08 – ELEGIE DUINESI di R. M. Rilke, ELEGIA OTTAVA

Audiolibri in Italiano e in lingua originale.

legge valter zanardi
VIII ELEGIA
Dedicata a Rudolf Kassner
Con tutti gli occhi la creatura vede
l’aperto. Solo i nostri occhi sono all’indietro
rivolti e completamente schierati intorno ad essa
come trappole intorno al suo libero esito.
Ciò che è fuori lo sappiamo soltanto dal viso
dell’animale; e già fin dall’inizio il bambino
lo si piega, lo si costringe a vedere soltanto
figure all’indietro e mai l’aperto, quello che
sì profondo è nel volto animale. Libero da morte.
Solo noi la vediamo; il libero animale
il suo tramonto ha sempre dietro di sé
e il divino davanti, e quando va, così va
nell’eterno, come vanno le fonti.
Mai noi, nemmeno per un giorno soltanto, abbiamo
lo spazio puro davanti a noi, in cui infiniti
s’aprono i fiori. Sempre è mondo
e mai il Nessundove senza il bordo del no:
il puro, l’incustodito, che si respira,
che infinitamente si sa, senza volerlo.
Da bambino uno si perde qui nel silenzio, e ne è
sconvolto. E un altro muore e lo è.
Prossimi alla morte, la morte più non si vede,
fissando fuori, forse con vasto sguardo animale.
Gli amanti, non fosse l’altro ad impedirne
la vista, sono prossimi a questo, e stupiscono…
Come per svista gli è stato dischiuso
l’al di là dell’altro… Ma oltre lui
nessuno può andare, e tutto ridiventa mondo.
Sempre rivolti al creato, sulla sua superficie
soltanto di ciò che è libero vediamo il riflesso
da noi stessi oscurato. O che un animale, un muto
animale, levi tranquillo lo sguardo attraverso di noi.
Questo si chiama destino: essere di fronte:
nient’altro che questo continuo esser di fronte.
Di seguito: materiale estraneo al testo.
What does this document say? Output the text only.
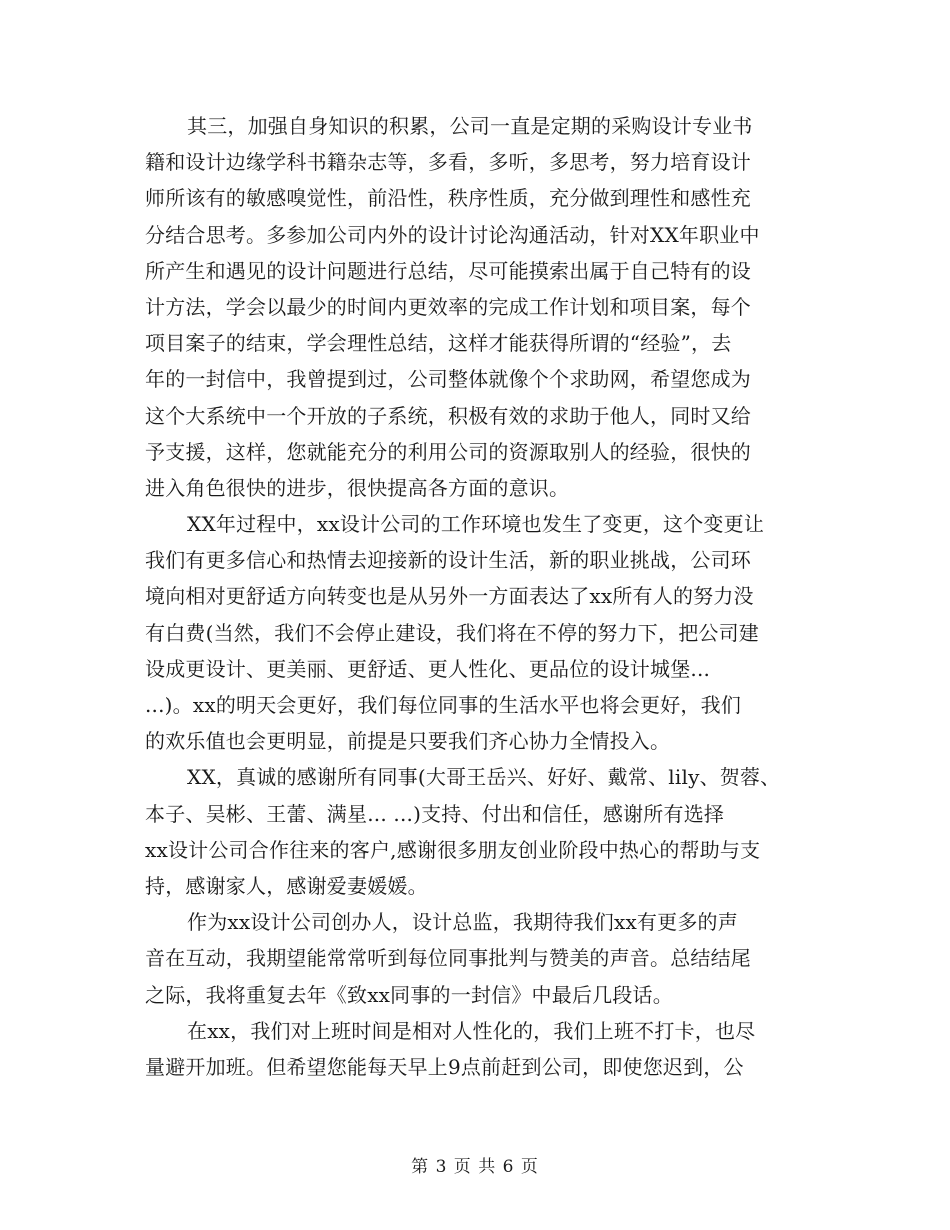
其三，加强自身知识的积累，公司一直是定期的采购设计专业书
籍和设计边缘学科书籍杂志等，多看，多听，多思考，努力培育设计
师所该有的敏感嗅觉性，前沿性，秩序性质，充分做到理性和感性充
分结合思考。多参加公司内外的设计讨论沟通活动，针对XX年职业中
所产生和遇见的设计问题进行总结，尽可能摸索出属于自己特有的设
计方法，学会以最少的时间内更效率的完成工作计划和项目案，每个
项目案子的结束，学会理性总结，这样才能获得所谓的“经验”，去
年的一封信中，我曾提到过，公司整体就像个个求助网，希望您成为
这个大系统中一个开放的子系统，积极有效的求助于他人，同时又给
予支援，这样，您就能充分的利用公司的资源取别人的经验，很快的
进入角色很快的进步，很快提高各方面的意识。
XX年过程中，xx设计公司的工作环境也发生了变更，这个变更让
我们有更多信心和热情去迎接新的设计生活，新的职业挑战，公司环
境向相对更舒适方向转变也是从另外一方面表达了xx所有人的努力没
有白费(当然，我们不会停止建设，我们将在不停的努力下，把公司建
设成更设计、更美丽、更舒适、更人性化、更品位的设计城堡...
...)。xx的明天会更好，我们每位同事的生活水平也将会更好，我们
的欢乐值也会更明显，前提是只要我们齐心协力全情投入。
XX，真诚的感谢所有同事(大哥王岳兴、好好、戴常、lily、贺蓉、
本子、吴彬、王蕾、满星... ...)支持、付出和信任，感谢所有选择
xx设计公司合作往来的客户,感谢很多朋友创业阶段中热心的帮助与支
持，感谢家人，感谢爱妻媛媛。
作为xx设计公司创办人，设计总监，我期待我们xx有更多的声
音在互动，我期望能常常听到每位同事批判与赞美的声音。总结结尾
之际，我将重复去年《致xx同事的一封信》中最后几段话。
在xx，我们对上班时间是相对人性化的，我们上班不打卡，也尽
量避开加班。但希望您能每天早上9点前赶到公司，即使您迟到，公
第 3 页 共 6 页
Se ci fosse coscienza come la nostra
nel sicuro animale che incontro ci muove
su un altro sentiero – ci piegherebbe
al suo stesso cammino. Ma il suo essere è a lui
infinito, libero, e senza un riguardo
al suo stato, puro, come ciò ch’esso guarda.
E dove noi vediamo futuro lì vede Tutto
e in Tutto se stesso, e salvo per sempre.

Eppure vi è nel vigile e caldo animale
il peso e l’ansia di una grande melanconia.
Anche lui è oppresso da ciò che
spesso ci schiaccia,- il ricordo,
come se ciò verso cui tendiamo fosse già stato
una volta più prossimo, più fedele, e il suo contatto
infinitamente dolce. Qui tutto è distanza,
e là era respiro. Dopo la prima patria,
per lui la seconda è ibrida e ventosa.
Oh beatitudine della piccola creatura,
che sempre rimane nel grembo che la portò;
oh felicità del moscerino, che ancor dentro saltella,
se anche è tempo di nozze: perché grembo è tutto.
E guarda la sicurezza a metà dell’uccello,
che quasi sa il dentro e il fuori della sua origine,
come fosse un’anima etrusca
esalata da un morto, che in uno spazio fu accolta,
ma con la sua dormiente figura come coperchio.
E come è turbato uno che deve volare
e viene da un grembo! Come fosse di se stesso
atterrito fende l’aria, come un’incrinatura
dirama lungo una tazza. Così la traccia del pipistrello
s’incide nella porcellana della sera.

E noi, spettatori, sempre, dappertutto,
a tutto rivolti e mai al di fuori!
Ci trabocca. Lo ordiniamo. Rovina.
Lo ordiniamo di nuovo e roviniamo noi pure.

Chi ci ha rivolti così, che noi,
comunque facciamo, siamo nell’atteggiamento
di uno che parte? Come chi,
sull’ultimo colle, che ancora una volta la valle
tutta gli mostra, si volge, si ferma, indugia -,
così noi viviamo, e sempre prendiamo congedo.